Its six buildings, totalling 100,000 square feet on just under ten acres, are sunken into a hillside to create vistas of the river and open up outdoor courtyards.
“This is where molecular biology started in the ’40s and ’50s,” said Jim Childress, FAIA, one of three project architects on the new lab. “It’s still one of the key centers for theoretical research. It’s just for thinking.”
He and his associates, Bill Grover FAIA and Todd Andrews, AIA, sited the campus on top of a hill, so that researchers can see across the harbor. They placed infrastructure underground. And they deliberately made an effort to resist the look and feel of a grand plan. “We didn’t want architecture with a capital ‘A,'” Jim said. “We wanted an eclectic mix of buildings. We wanted them all to get along. And we wanted great spaces in between.”

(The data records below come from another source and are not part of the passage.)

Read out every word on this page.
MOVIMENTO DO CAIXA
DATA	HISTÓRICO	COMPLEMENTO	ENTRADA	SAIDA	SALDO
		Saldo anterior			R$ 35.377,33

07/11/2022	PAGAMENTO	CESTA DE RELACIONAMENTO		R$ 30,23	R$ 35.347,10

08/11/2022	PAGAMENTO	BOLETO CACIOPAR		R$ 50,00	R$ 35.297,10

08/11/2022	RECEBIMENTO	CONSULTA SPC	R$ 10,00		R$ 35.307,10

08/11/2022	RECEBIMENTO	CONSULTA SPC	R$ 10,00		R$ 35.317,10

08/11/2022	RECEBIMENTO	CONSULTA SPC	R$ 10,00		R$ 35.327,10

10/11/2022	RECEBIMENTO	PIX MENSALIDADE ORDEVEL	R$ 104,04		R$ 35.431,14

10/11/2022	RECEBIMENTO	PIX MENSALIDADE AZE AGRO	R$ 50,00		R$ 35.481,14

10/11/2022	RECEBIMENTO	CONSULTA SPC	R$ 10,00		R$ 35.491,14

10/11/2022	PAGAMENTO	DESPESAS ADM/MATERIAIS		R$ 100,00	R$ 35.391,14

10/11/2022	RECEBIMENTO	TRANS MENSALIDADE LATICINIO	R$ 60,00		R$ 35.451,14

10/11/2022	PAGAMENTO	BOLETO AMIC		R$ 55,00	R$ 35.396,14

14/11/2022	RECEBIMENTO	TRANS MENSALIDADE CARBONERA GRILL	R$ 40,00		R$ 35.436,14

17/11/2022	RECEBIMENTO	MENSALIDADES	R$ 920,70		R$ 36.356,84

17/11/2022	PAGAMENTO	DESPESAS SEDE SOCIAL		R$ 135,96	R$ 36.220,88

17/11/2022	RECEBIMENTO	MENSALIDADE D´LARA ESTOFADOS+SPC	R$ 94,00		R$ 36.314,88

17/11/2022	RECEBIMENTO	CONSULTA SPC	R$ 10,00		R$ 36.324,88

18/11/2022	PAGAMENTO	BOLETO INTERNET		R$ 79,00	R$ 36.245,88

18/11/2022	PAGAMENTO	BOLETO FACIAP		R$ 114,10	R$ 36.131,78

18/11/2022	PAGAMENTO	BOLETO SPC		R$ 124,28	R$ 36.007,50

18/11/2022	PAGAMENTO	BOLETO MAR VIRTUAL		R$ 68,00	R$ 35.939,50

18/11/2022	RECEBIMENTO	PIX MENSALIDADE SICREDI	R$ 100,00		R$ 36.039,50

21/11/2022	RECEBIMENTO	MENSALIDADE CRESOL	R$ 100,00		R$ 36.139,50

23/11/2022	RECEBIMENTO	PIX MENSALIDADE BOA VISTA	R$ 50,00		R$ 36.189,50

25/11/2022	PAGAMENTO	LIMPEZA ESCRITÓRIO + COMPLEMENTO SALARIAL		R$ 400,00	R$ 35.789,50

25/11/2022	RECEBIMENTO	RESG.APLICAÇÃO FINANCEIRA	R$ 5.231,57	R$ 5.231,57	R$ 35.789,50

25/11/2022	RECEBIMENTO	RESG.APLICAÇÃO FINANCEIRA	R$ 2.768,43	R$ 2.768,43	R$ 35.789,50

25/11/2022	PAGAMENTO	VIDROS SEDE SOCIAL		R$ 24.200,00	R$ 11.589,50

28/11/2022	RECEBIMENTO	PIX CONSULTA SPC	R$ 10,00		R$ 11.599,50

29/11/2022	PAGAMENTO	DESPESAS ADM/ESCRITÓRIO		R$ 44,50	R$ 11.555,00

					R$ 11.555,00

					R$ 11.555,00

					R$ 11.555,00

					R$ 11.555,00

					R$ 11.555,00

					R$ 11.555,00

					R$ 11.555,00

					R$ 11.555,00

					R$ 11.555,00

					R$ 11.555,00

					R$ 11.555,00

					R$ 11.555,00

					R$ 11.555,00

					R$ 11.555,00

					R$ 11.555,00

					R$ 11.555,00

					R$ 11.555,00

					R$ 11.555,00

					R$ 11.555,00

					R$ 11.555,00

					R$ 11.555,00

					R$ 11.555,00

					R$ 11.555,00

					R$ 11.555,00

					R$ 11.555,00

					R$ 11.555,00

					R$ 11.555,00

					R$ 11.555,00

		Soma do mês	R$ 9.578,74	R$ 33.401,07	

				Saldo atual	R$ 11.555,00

Think of Assisi, or Essex, or any of the small towns on the west coast of Ireland. The team pursued the idea of open space outside because it wouldn’t work inside. The researchers, Jim said, go through their entire careers thinking through problems. “They spend their time here in the labs and then they go home or they go to the bar,” he said. “There are no grand internal spaces because they can’t afford them – and they wouldn’t use them.”
Exteriors are clad in Dryvit exterior stucco finishes, carefully mixed and matched in an historic palette of Benjamin Moore Paint colors like Peale Green, Spellbound, Townsend Harbor, Plymouth Brown, Livingston Gold, and Greenfield Pumpkin. “We chose the colors to sit quietly but distinctly in the densely treed backdrop of the campus,” Todd said.

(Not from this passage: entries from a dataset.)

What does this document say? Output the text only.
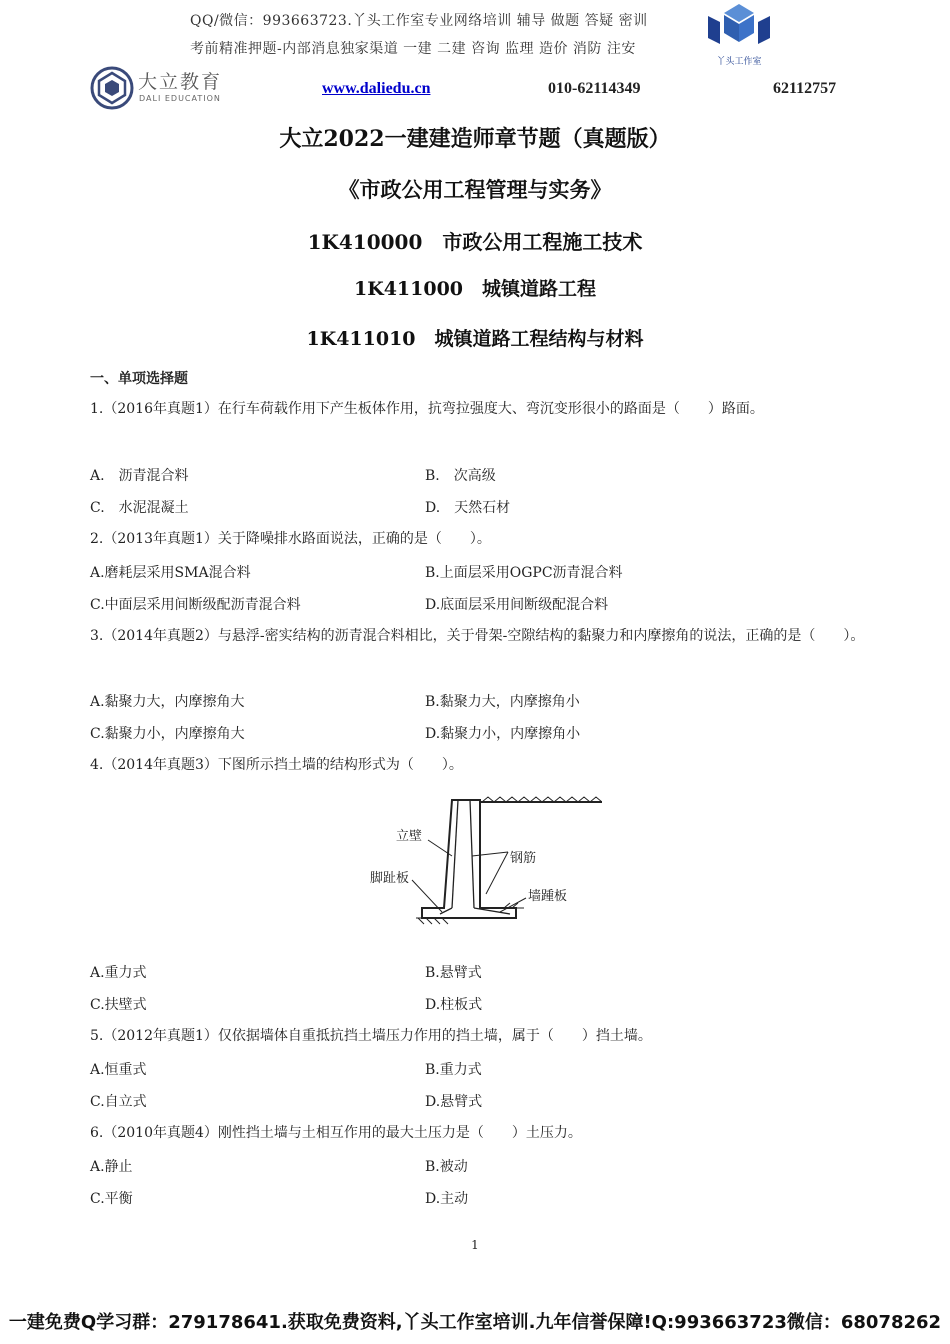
QQ/微信：993663723.丫头工作室专业网络培训 辅导 做题 答疑 密训
考前精准押题-内部消息独家渠道 一建 二建 咨询 监理 造价 消防 注安
丫头工作室
大立教育
DALI EDUCATION
www.daliedu.cn	010-62114349	62112757
大立2022一建建造师章节题（真题版）
《市政公用工程管理与实务》
1K410000　市政公用工程施工技术
1K411000　城镇道路工程
1K411010　城镇道路工程结构与材料
一、单项选择题
1.（2016年真题1）在行车荷载作用下产生板体作用，抗弯拉强度大、弯沉变形很小的路面是（　　）路面。
A.　沥青混合料	B.　次高级
C.　水泥混凝土	D.　天然石材
2.（2013年真题1）关于降噪排水路面说法，正确的是（　　）。
A.磨耗层采用SMA混合料	B.上面层采用OGPC沥青混合料
C.中面层采用间断级配沥青混合料	D.底面层采用间断级配混合料
3.（2014年真题2）与悬浮-密实结构的沥青混合料相比，关于骨架-空隙结构的黏聚力和内摩擦角的说法，正确的是（　　）。
A.黏聚力大，内摩擦角大	B.黏聚力大，内摩擦角小
C.黏聚力小，内摩擦角大	D.黏聚力小，内摩擦角小
4.（2014年真题3）下图所示挡土墙的结构形式为（　　）。
立壁
钢筋
脚趾板
墙踵板
A.重力式	B.悬臂式
C.扶壁式	D.柱板式
5.（2012年真题1）仅依据墙体自重抵抗挡土墙压力作用的挡土墙，属于（　　）挡土墙。
A.恒重式	B.重力式
C.自立式	D.悬臂式
6.（2010年真题4）刚性挡土墙与土相互作用的最大土压力是（　　）土压力。
A.静止	B.被动
C.平衡	D.主动
1
一建免费Q学习群：279178641.获取免费资料,丫头工作室培训.九年信誉保障!Q:993663723微信：68078262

The Dryvit was slathered on top of concrete frame and block, minimizing energy transference, yielding superior insulating properties – and saving up to forty percent. It was one of three insulating initiatives in the complex.

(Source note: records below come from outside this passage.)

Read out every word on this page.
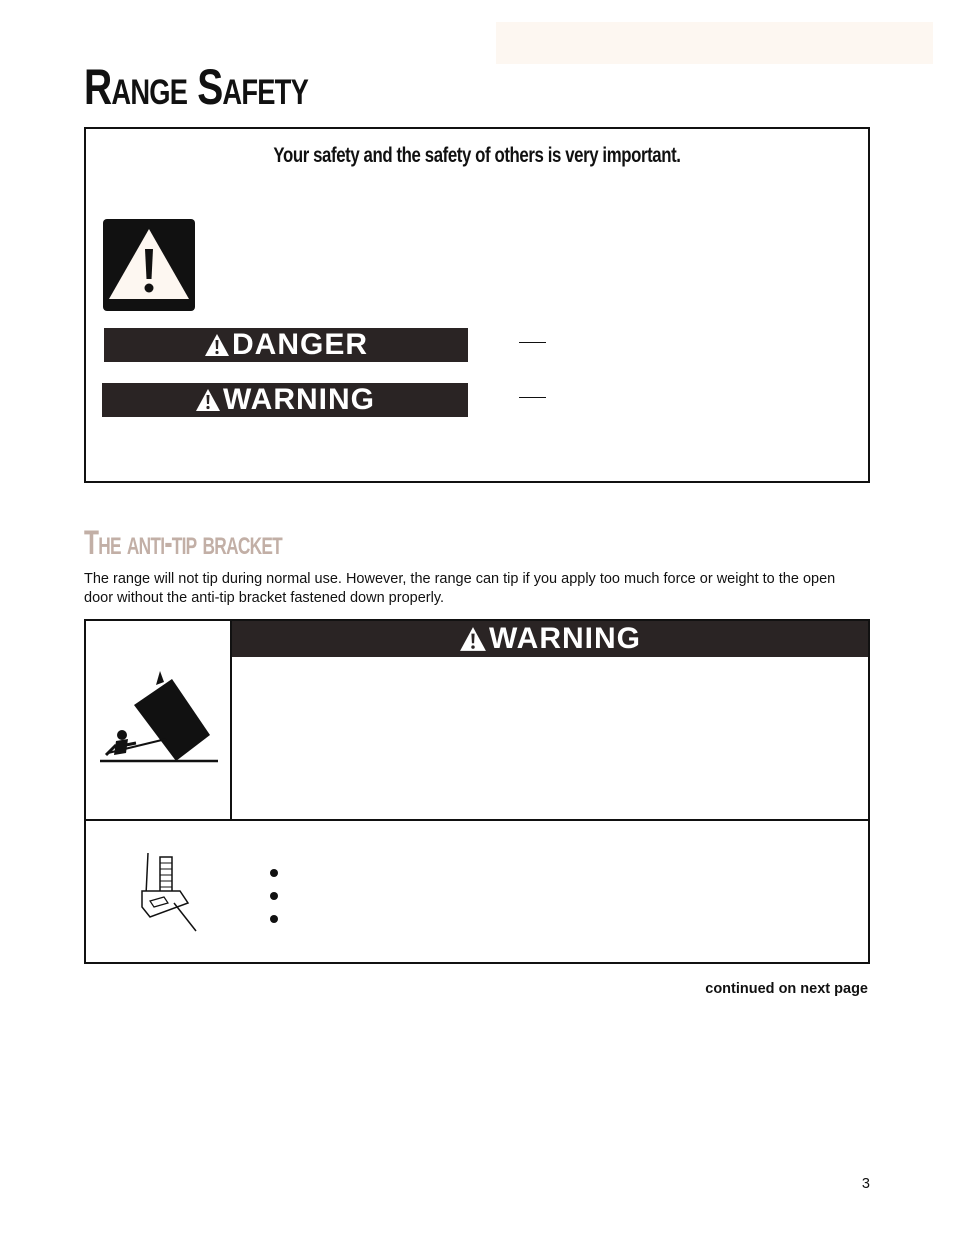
Range Safety
Your safety and the safety of others is very important.
DANGER
WARNING
The anti-tip bracket

The range will not tip during normal use. However, the range can tip if you apply too much force or weight to the open door without the anti-tip bracket fastened down properly.

WARNING

continued on next page

3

Because thirty percent of the buildings is below grade, each one takes advantage of a constant ground temperature of 55 degrees Fahrenheit. Rooms inside are individually heated and cooled with fan coil units, rather than central ducts. “Anyone who’s done a lot of sustainable design knows that it’s important to put the cooling where you need it,” Jim said. “It limits the amount of outside air, which is a real energy hog.”
The beauty of these buildings, though, lies not just in their sustainability, their careful siting or their classic forms. It is their careful response to those who contemplate the nature of science for a living.
“Everyone feels they can congregate, but then they can also recede and think,” Jim said.